Gloria aparta la vista de la pantalla de ordenador y suspira. Dirige su mirada a la estantería repleta de libros que tiene a su derecha y la posa sobre el busto de Beethoven que Marina, su jefa, le regaló las Navidades pasadas (seguro que antes pertenecía a su ex marido). Se levanta, los cinco pasos que da hasta colocarse delante de la figura resuenan en el despacho y, tras unos segundos de indecisión, estira el brazo para alcanzarla. Una vez la tiene en la mano, la sopesa. «Contundente, sí... pero quizás demasiado, tampoco quiero pasarme», medita mientras vuelve a colocarla en su sitio. «Tiene que ser algo limpio, parecer un accidente», piensa cuando ya sus tacones anuncian que se dirige de nuevo a la mesa de trabajo. Se sienta con cuidado para no arrugar el vestido que estrena. Lo compró especialmente para esta noche, su primera cita con Andrés, que por fin se atrevió a invitarla al teatro. ¿Cuánto hace que no sale con un hombre? Ya casi ni lo recuerda. ¿Sabrá cómo actuar? ¿Habrán cambiado las reglas desde su última vez? Hoy en día todo va tan rápido...
Suena el teléfono. «Gloria, ven un segundo», se oye decir a Marina desde el otro lado de la línea. Es la tercera vez que la llama esta mañana. La primera fue para quejarse de que no le hubiera recordado que la próxima semana debían entregar el plan de marketing para los próximos seis meses (pero si lo dejamos cerrado la semana pasada, ese jueves que estuvimos aquí hasta las diez de la noche); y la segunda para pedirle que le pasara la última versión del plan, porque no tenía claro si los productos y los efectos deseados de las diferentes actividades estaban bien definidos.
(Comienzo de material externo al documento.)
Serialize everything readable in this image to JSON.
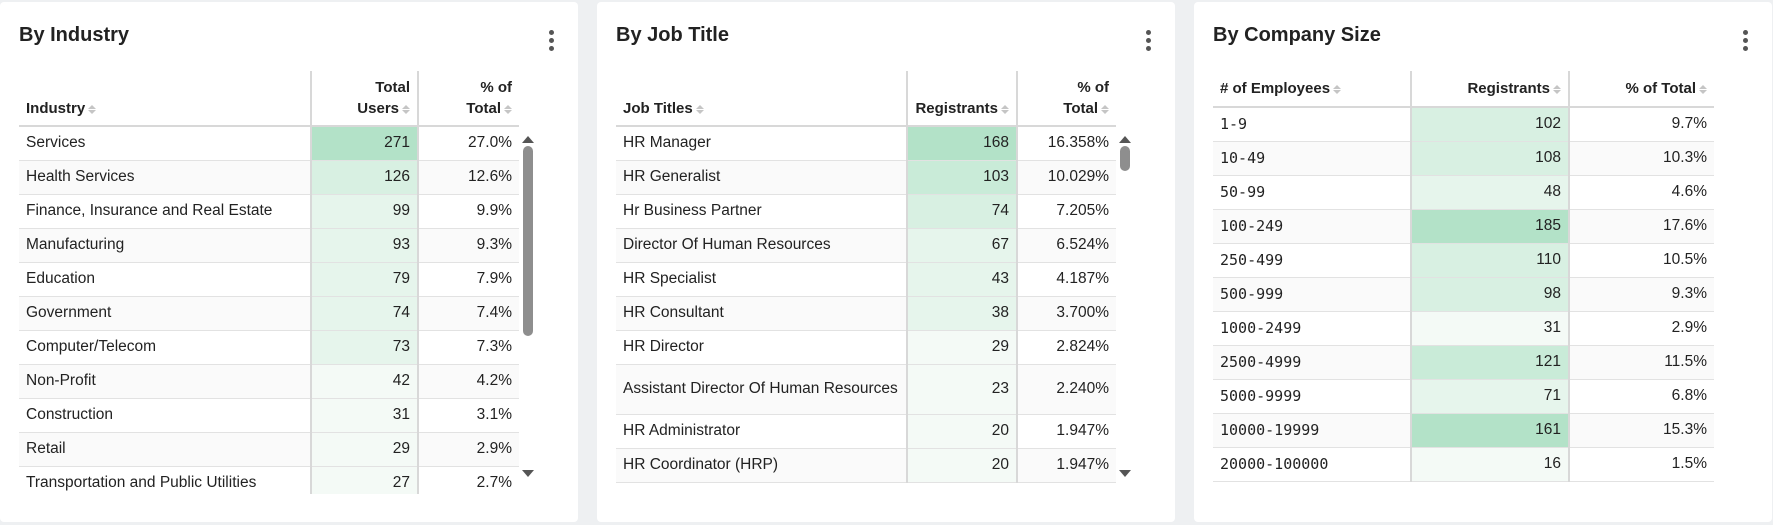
{
  "colors": {
    "page_bg": "#eef0f2",
    "card_bg": "#ffffff",
    "heat_scale": [
      "#f4faf6",
      "#e6f5ec",
      "#d8f0e2",
      "#c9ebd8",
      "#b3e2c8"
    ]
  },
  "industry": {
    "title": "By Industry",
    "menu_icon": "kebab-vertical-icon",
    "columns": {
      "name": "Industry",
      "count_line1": "Total",
      "count_line2": "Users",
      "pct_line1": "% of",
      "pct_line2": "Total"
    },
    "rows": [
      {
        "name": "Services",
        "count": "271",
        "pct": "27.0%",
        "level": 0.271
      },
      {
        "name": "Health Services",
        "count": "126",
        "pct": "12.6%",
        "level": 0.126
      },
      {
        "name": "Finance, Insurance and Real Estate",
        "count": "99",
        "pct": "9.9%",
        "level": 0.099
      },
      {
        "name": "Manufacturing",
        "count": "93",
        "pct": "9.3%",
        "level": 0.093
      },
      {
        "name": "Education",
        "count": "79",
        "pct": "7.9%",
        "level": 0.079
      },
      {
        "name": "Government",
        "count": "74",
        "pct": "7.4%",
        "level": 0.074
      },
      {
        "name": "Computer/Telecom",
        "count": "73",
        "pct": "7.3%",
        "level": 0.073
      },
      {
        "name": "Non-Profit",
        "count": "42",
        "pct": "4.2%",
        "level": 0.042
      },
      {
        "name": "Construction",
        "count": "31",
        "pct": "3.1%",
        "level": 0.031
      },
      {
        "name": "Retail",
        "count": "29",
        "pct": "2.9%",
        "level": 0.029
      },
      {
        "name": "Transportation and Public Utilities",
        "count": "27",
        "pct": "2.7%",
        "level": 0.027
      }
    ],
    "scroll": {
      "thumb_fraction": 0.45,
      "position": 0.0
    }
  },
  "job_title": {
    "title": "By Job Title",
    "menu_icon": "kebab-vertical-icon",
    "columns": {
      "name": "Job Titles",
      "count_line1": "",
      "count_line2": "Registrants",
      "pct_line1": "% of",
      "pct_line2": "Total"
    },
    "rows": [
      {
        "name": "HR Manager",
        "count": "168",
        "pct": "16.358%",
        "level": 0.16358
      },
      {
        "name": "HR Generalist",
        "count": "103",
        "pct": "10.029%",
        "level": 0.10029
      },
      {
        "name": "Hr Business Partner",
        "count": "74",
        "pct": "7.205%",
        "level": 0.07205
      },
      {
        "name": "Director Of Human Resources",
        "count": "67",
        "pct": "6.524%",
        "level": 0.06524
      },
      {
        "name": "HR Specialist",
        "count": "43",
        "pct": "4.187%",
        "level": 0.04187
      },
      {
        "name": "HR Consultant",
        "count": "38",
        "pct": "3.700%",
        "level": 0.037
      },
      {
        "name": "HR Director",
        "count": "29",
        "pct": "2.824%",
        "level": 0.02824
      },
      {
        "name": "Assistant Director Of Human Resources",
        "count": "23",
        "pct": "2.240%",
        "level": 0.0224
      },
      {
        "name": "HR Administrator",
        "count": "20",
        "pct": "1.947%",
        "level": 0.01947
      },
      {
        "name": "HR Coordinator (HRP)",
        "count": "20",
        "pct": "1.947%",
        "level": 0.01947
      }
    ],
    "scroll": {
      "thumb_fraction": 0.07,
      "position": 0.0
    }
  },
  "company_size": {
    "title": "By Company Size",
    "menu_icon": "kebab-vertical-icon",
    "columns": {
      "name": "# of Employees",
      "count": "Registrants",
      "pct": "% of Total"
    },
    "rows": [
      {
        "name": "1-9",
        "count": "102",
        "pct": "9.7%",
        "level": 0.097
      },
      {
        "name": "10-49",
        "count": "108",
        "pct": "10.3%",
        "level": 0.103
      },
      {
        "name": "50-99",
        "count": "48",
        "pct": "4.6%",
        "level": 0.046
      },
      {
        "name": "100-249",
        "count": "185",
        "pct": "17.6%",
        "level": 0.176
      },
      {
        "name": "250-499",
        "count": "110",
        "pct": "10.5%",
        "level": 0.105
      },
      {
        "name": "500-999",
        "count": "98",
        "pct": "9.3%",
        "level": 0.093
      },
      {
        "name": "1000-2499",
        "count": "31",
        "pct": "2.9%",
        "level": 0.029
      },
      {
        "name": "2500-4999",
        "count": "121",
        "pct": "11.5%",
        "level": 0.115
      },
      {
        "name": "5000-9999",
        "count": "71",
        "pct": "6.8%",
        "level": 0.068
      },
      {
        "name": "10000-19999",
        "count": "161",
        "pct": "15.3%",
        "level": 0.153
      },
      {
        "name": "20000-100000",
        "count": "16",
        "pct": "1.5%",
        "level": 0.015
      }
    ]
  }
}
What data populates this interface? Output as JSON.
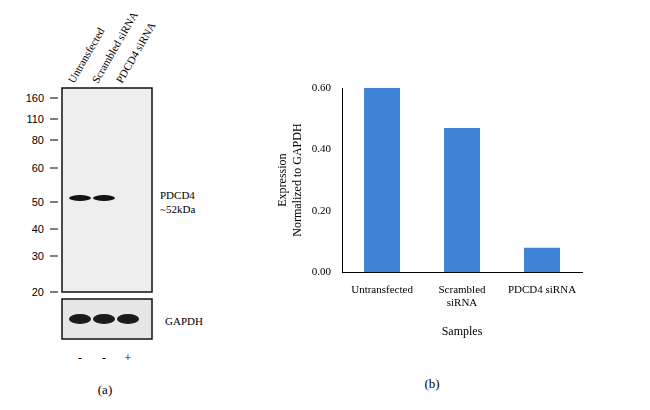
{
  "blot": {
    "panel_label": "(a)",
    "lanes": [
      {
        "label": "Untransfected",
        "sign": "-"
      },
      {
        "label": "Scrambled siRNA",
        "sign": "-"
      },
      {
        "label": "PDCD4 siRNA",
        "sign": "+"
      }
    ],
    "markers": [
      160,
      110,
      80,
      60,
      50,
      40,
      30,
      20
    ],
    "target": {
      "label": [
        "PDCD4",
        "~52kDa"
      ],
      "bands": [
        true,
        true,
        false
      ]
    },
    "control": {
      "label": "GAPDH",
      "bands": [
        true,
        true,
        true
      ]
    }
  },
  "chart_data": {
    "type": "bar",
    "annotations": [
      "(b)"
    ],
    "x_label": "Samples",
    "y_label": [
      "Expression",
      "Normalized to GAPDH"
    ],
    "categories": [
      "Untransfected",
      "Scrambled siRNA",
      "PDCD4 siRNA"
    ],
    "values": [
      0.6,
      0.47,
      0.08
    ],
    "color": "#3f83d6",
    "ylim": [
      0,
      0.6
    ],
    "yticks": [
      {
        "value": 0,
        "label": "0.00"
      },
      {
        "value": 0.2,
        "label": "0.20"
      },
      {
        "value": 0.4,
        "label": "0.40"
      },
      {
        "value": 0.6,
        "label": "0.60"
      }
    ],
    "grid": false
  }
}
Desde que se divorció de su marido un mes atrás, no había habido día que no se hubieran tenido que quedar hasta tarde para preparar la reunión del próximo mes con los japoneses (nunca se está demasiado preparado con esa gente), revisar los informes de evaluación de la campaña del mes pasado (¡por cuarta vez!) o pensar en una nueva disposición para los muebles del despacho (es un espacio tan pequeño que tenemos que despejarlo, si no, el día menos pensado nos encontrarán enterradas bajo montañas de informes, post-its y libros). Todo urgentísimo, por supuesto.
Gloria se levanta con desgana, seguro que ahora le dirá que deben quedarse para hacer los retoques finales al plan de marketing. Con cada uno de los seis golpes de tacón que la llevan a la puerta del despacho, se dice que esta vez le dirá que no, que, sintiéndolo mucho, no puede quedarse, esta noche especialmente, pero tampoco la siguiente, ni la otra, ni la de más allá. Sus pulseras suenan al ritmo de los tres golpes que da a la puerta antes de entrar, y se escuchan sus seis pasos hasta la mesa. Marina levanta la vista por encima de sus gafas y, lo que se temía, le anuncia que tendrán que quedarse esta noche hasta que todo cuadre a la perfección. Precisamente esta noche...
Mientras su jefa habla, la mente de Gloria se dispara buscando vías de escape. Quizás podría disolver un poco de laxante en el café que, como todos los días, le pedirá a media tarde. O dejar inadvertidamente una de las canicas que ha comprado para su sobrino ante la puerta del despacho; con suerte, al salir, Marina se resbalará, se romperá un pie y deberá pasar la tarde en urgencias. Otra opción podría ser provocar un pequeño incendio en la oficina, quizás dejando alguna colilla mal apagada en la papelera; con el caos de los bomberos seguro que los mandarán a todos a casa y se acabará el trabajo por hoy.
Absorta en sus pensamientos, Gloria no se ha dado cuenta de que Marina ha terminado de hablar y se ha quedado observándola. «¡Qué guapa te veo hoy! ¿Cuál es la ocasión?». A Gloria le empiezan a sudar las manos, ahora es el momento de contárselo. Traga saliva, carraspea, toma aire y se sorprende a si misma diciendo: «No, nada, un vestido nuevo que me compré el sábado, me apetecía estrenarlo». Marina apenas puede escuchar las últimas palabras de Gloria, que quedan mitigadas por el sonido apresurado de sus tacones, mientras la acompañan de vuelta a su mesa. Clá-clá clá-clá clá.